The success of one researcher would lead to the success of others. Pastor played a leading role when he employed his rigid experimental methods which could be reproduced by others in other places. The scientific method became king of discovery. Bacteriological experimentation moved quickly as others would follow Pasteur's methods. Scientific method as demonstrated by Pasteur now found applications throughout the study of nature.

Another researcher by the name of Robert Kock showed how we can separate different groups of bacteria. He showed how to microorganisms play a role in nature. This helped strengthen theory applied to practice. Kock helped to unveil many of nature's secrets.


Following the similar scientific methods allows us to share information at lightning speed on the Internet. Today we have more information than we can handle. So a study of bacteria remains an important field of study, and requires a clear focus. The Internet helps.


What Are Bacteria?

A suicide cleanup practitioner must ask that big question, just what are bacteria? By the naked eye we can see something is going on in grand fashion, but we cannot really tell what's going on as we might with a microscope and the knowledge of Koch's separation of bacteria species. With a microscope we discover not only the many colors that bacteria share with observable nature, we discover that geometry plays a big role in the shape of bacteria.


Bacteria's Shape

The shape of bacteria could be little else than it is at present. It came to exist in his many varieties and forms because what it reflects now is what works best for it under certain conditions. And even though these conditions may no longer exist, bacteria continue to thrive as they watch that under their original incubating conditions.

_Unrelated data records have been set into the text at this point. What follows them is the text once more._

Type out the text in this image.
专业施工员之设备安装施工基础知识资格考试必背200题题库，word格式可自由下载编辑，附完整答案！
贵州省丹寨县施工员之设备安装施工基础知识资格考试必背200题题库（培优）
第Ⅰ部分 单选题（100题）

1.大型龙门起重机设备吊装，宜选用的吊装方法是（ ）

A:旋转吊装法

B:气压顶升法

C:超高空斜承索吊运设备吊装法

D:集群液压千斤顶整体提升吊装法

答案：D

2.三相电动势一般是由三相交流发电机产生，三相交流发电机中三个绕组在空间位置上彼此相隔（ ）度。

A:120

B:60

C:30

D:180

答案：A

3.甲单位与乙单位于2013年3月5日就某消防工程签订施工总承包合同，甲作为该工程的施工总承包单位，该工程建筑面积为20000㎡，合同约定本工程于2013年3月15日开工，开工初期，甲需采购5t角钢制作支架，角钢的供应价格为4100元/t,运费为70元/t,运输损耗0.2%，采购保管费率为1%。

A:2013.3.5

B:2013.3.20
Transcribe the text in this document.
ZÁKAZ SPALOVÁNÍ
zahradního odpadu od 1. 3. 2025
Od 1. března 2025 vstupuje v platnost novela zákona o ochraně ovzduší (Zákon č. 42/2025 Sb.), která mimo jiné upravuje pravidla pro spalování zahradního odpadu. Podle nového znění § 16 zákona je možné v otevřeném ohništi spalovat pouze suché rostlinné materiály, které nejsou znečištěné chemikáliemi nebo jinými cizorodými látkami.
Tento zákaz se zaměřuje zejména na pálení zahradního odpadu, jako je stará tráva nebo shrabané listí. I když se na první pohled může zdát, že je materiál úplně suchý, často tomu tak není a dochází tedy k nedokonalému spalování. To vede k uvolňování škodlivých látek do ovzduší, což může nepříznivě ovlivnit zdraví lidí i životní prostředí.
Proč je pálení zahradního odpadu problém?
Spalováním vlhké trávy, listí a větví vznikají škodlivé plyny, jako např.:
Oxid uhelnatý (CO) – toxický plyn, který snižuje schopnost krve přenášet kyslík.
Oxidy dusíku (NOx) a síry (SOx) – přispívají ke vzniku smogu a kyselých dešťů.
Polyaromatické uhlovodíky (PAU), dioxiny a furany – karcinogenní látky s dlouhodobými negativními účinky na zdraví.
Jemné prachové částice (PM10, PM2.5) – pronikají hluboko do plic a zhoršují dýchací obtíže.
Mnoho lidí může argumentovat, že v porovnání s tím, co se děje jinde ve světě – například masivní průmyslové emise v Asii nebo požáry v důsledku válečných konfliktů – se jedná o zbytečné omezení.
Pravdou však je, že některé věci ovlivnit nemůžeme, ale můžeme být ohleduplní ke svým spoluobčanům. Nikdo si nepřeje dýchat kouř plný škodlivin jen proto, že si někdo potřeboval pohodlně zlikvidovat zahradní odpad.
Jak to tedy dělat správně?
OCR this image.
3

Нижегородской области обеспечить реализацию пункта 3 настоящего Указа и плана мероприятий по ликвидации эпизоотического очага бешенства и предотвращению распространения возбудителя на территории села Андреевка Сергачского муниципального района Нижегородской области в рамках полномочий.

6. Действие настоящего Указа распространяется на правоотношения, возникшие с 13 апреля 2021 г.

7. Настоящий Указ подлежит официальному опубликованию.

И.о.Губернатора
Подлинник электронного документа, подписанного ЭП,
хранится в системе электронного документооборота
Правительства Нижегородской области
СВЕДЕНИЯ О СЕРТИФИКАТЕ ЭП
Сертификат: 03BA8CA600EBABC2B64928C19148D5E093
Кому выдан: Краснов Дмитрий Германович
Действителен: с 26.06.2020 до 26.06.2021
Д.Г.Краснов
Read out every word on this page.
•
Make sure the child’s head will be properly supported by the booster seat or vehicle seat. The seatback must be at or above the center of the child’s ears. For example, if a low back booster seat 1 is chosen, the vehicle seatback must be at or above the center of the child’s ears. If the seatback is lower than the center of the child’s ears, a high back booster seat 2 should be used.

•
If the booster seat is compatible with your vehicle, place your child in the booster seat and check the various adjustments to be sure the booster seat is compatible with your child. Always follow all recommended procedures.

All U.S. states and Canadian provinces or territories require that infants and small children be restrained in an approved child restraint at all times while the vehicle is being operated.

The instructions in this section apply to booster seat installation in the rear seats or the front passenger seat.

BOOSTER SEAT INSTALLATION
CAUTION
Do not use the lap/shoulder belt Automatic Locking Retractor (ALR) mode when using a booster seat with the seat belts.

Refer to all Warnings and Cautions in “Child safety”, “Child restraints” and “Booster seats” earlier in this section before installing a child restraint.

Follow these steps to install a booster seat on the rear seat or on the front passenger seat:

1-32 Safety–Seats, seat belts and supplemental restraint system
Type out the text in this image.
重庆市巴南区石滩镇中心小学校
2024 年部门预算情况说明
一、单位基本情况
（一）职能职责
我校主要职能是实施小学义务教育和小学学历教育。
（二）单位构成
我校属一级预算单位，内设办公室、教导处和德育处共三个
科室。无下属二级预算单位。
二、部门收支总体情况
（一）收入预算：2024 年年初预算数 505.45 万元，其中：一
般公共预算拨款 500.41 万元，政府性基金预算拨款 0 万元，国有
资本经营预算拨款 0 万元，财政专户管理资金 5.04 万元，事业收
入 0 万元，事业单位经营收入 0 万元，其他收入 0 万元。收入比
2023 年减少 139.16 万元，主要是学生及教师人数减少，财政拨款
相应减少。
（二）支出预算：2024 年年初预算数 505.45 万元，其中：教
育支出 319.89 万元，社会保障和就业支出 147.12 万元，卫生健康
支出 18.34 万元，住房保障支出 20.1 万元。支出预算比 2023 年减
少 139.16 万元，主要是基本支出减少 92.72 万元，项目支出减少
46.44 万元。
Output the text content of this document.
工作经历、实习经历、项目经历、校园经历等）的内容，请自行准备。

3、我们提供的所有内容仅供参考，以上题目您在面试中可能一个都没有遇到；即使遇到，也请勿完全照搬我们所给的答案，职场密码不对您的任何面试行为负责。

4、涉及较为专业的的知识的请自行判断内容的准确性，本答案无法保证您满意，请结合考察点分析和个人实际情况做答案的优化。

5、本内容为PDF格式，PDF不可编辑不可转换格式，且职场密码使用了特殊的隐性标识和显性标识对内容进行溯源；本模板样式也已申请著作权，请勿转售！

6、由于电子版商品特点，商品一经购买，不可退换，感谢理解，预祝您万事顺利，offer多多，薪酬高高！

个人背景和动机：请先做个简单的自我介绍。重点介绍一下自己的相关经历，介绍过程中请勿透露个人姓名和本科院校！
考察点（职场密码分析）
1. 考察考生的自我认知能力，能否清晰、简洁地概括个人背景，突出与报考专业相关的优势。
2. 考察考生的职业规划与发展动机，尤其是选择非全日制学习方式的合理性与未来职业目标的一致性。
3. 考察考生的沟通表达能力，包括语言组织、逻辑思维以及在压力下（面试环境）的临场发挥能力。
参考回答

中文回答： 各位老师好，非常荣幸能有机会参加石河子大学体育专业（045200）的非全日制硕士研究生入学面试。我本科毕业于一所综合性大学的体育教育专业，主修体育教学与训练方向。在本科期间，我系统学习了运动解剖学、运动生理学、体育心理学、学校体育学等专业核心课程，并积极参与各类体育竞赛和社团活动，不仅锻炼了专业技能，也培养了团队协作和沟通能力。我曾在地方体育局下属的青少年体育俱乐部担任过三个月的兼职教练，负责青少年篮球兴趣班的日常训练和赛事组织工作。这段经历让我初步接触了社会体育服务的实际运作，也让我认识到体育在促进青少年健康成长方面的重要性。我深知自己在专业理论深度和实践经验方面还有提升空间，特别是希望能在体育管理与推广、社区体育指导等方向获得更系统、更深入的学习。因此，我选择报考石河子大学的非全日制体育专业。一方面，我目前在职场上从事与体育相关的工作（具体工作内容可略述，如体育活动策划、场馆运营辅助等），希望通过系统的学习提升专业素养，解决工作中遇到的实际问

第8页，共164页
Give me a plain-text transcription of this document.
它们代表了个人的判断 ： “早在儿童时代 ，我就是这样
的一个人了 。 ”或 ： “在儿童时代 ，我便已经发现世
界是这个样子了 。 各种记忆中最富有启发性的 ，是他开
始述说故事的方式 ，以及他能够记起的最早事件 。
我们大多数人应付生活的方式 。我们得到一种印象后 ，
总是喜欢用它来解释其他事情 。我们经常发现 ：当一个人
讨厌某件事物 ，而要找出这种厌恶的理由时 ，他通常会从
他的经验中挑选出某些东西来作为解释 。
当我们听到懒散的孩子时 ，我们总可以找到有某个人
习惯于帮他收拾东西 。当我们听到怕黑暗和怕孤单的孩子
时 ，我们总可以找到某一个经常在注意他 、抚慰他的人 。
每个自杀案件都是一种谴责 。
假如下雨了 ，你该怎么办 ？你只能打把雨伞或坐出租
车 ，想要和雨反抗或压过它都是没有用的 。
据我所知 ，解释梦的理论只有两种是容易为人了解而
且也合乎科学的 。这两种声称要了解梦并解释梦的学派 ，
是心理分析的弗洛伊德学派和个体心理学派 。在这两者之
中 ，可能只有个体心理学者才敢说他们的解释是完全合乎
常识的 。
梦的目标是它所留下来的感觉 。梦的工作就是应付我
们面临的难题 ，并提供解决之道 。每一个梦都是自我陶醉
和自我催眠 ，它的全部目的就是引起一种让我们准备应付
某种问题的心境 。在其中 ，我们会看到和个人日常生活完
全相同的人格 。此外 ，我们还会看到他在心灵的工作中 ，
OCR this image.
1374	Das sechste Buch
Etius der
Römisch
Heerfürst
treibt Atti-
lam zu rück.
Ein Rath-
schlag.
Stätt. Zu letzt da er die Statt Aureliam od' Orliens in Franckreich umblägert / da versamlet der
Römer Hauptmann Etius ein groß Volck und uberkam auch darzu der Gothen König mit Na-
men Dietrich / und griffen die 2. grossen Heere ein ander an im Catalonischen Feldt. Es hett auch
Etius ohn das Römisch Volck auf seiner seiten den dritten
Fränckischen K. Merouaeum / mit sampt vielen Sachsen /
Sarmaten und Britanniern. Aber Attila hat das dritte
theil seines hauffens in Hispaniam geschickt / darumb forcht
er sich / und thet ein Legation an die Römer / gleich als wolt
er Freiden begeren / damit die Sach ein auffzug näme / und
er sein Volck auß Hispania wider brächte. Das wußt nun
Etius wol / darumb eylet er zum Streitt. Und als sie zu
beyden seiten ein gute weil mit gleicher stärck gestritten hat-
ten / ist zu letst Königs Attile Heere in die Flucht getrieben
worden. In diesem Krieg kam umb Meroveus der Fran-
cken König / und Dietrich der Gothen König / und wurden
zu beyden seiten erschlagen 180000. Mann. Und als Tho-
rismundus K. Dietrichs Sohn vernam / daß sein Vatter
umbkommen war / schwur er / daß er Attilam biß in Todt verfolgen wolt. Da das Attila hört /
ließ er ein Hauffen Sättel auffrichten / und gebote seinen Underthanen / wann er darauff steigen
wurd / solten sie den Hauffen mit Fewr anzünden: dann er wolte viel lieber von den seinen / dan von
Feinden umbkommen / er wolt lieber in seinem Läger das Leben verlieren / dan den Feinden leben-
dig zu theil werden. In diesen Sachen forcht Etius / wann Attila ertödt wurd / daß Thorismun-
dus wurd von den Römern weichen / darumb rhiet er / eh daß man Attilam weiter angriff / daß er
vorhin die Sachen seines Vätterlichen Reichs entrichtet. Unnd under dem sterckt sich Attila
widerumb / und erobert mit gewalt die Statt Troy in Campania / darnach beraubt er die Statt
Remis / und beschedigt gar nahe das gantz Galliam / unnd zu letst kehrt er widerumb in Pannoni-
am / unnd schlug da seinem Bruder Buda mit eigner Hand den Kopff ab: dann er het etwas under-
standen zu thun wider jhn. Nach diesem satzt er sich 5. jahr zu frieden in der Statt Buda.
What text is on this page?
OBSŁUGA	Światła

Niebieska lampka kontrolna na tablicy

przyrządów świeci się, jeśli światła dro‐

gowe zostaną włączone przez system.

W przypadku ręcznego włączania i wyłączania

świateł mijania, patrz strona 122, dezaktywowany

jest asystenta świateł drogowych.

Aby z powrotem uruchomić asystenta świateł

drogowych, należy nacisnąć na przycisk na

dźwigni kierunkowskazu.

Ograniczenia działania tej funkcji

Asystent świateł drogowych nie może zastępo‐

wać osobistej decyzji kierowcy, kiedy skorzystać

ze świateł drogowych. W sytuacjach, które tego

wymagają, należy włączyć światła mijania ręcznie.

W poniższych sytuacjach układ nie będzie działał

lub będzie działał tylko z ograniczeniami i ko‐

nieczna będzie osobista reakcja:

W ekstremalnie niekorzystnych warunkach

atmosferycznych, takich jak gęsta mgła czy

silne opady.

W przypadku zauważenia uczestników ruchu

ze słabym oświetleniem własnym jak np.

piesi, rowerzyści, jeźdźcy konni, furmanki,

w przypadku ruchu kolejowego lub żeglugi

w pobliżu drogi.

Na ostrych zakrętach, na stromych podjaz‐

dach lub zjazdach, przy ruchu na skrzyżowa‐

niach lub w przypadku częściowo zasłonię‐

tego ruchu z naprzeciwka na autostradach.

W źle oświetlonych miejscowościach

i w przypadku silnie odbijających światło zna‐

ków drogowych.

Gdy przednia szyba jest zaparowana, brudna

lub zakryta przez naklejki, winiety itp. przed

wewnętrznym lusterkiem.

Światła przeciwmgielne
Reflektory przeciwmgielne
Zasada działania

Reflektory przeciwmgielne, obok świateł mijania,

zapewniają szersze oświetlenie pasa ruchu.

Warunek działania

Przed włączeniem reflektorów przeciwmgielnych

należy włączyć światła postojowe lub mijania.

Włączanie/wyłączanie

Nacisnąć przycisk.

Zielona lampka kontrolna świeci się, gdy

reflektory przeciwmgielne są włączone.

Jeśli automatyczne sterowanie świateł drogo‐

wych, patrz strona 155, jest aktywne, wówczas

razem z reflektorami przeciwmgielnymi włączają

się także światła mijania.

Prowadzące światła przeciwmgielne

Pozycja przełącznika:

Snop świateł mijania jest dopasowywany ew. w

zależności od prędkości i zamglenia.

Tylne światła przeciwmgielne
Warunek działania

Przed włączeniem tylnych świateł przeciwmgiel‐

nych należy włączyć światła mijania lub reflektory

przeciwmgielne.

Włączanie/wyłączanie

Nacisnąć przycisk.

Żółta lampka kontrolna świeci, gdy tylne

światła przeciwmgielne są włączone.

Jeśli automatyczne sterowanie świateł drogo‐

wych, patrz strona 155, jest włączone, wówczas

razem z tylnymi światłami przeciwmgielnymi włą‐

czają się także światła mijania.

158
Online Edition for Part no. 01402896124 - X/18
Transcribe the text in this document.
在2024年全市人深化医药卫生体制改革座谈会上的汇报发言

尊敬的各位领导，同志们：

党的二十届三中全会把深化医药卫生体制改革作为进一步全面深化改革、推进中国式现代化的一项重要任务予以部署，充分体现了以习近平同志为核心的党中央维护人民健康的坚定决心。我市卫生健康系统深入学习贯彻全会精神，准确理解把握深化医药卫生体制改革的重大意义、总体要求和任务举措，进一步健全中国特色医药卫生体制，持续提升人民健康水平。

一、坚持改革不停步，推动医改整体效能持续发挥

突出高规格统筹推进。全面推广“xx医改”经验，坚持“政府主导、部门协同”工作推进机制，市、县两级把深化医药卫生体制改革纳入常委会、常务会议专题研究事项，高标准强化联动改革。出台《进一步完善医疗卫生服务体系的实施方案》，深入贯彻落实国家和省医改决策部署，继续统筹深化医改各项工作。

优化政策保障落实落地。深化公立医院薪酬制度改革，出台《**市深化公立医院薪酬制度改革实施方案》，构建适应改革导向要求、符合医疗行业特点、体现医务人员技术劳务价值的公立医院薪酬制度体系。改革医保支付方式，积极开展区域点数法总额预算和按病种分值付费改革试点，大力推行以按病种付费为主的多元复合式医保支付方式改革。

Some bacteria are shaped like pool balls. Some have the shape of a lead pencil newly sharpened. Then there's funny little corkscrew like bacteria screen their way through water under the microscope. Spirals, rod like shapes, and even those circular spear so common to our universe find a place in the world of bacteria.

The size of bacteria we find from 0.25 u to 1.5 u (0.000012 to 0.00006 inches). Such sizes are hard to imagine compared to the sizes we find in the universe when it comes to researching celestial bodies. Even our own son will contain 1 million earths. Imagine the size of the earth and the sign and then imagine the size of the tiniest bacteria.

When it comes to blood clean up during suicide cleanup, we must keep in mind that we do live in a world of bacteria even though we may not see them were certain, we will often smell the bacteria's gas before we reach their final resting place.





Readers will find more biohazard cleanup information at this Orange County web site.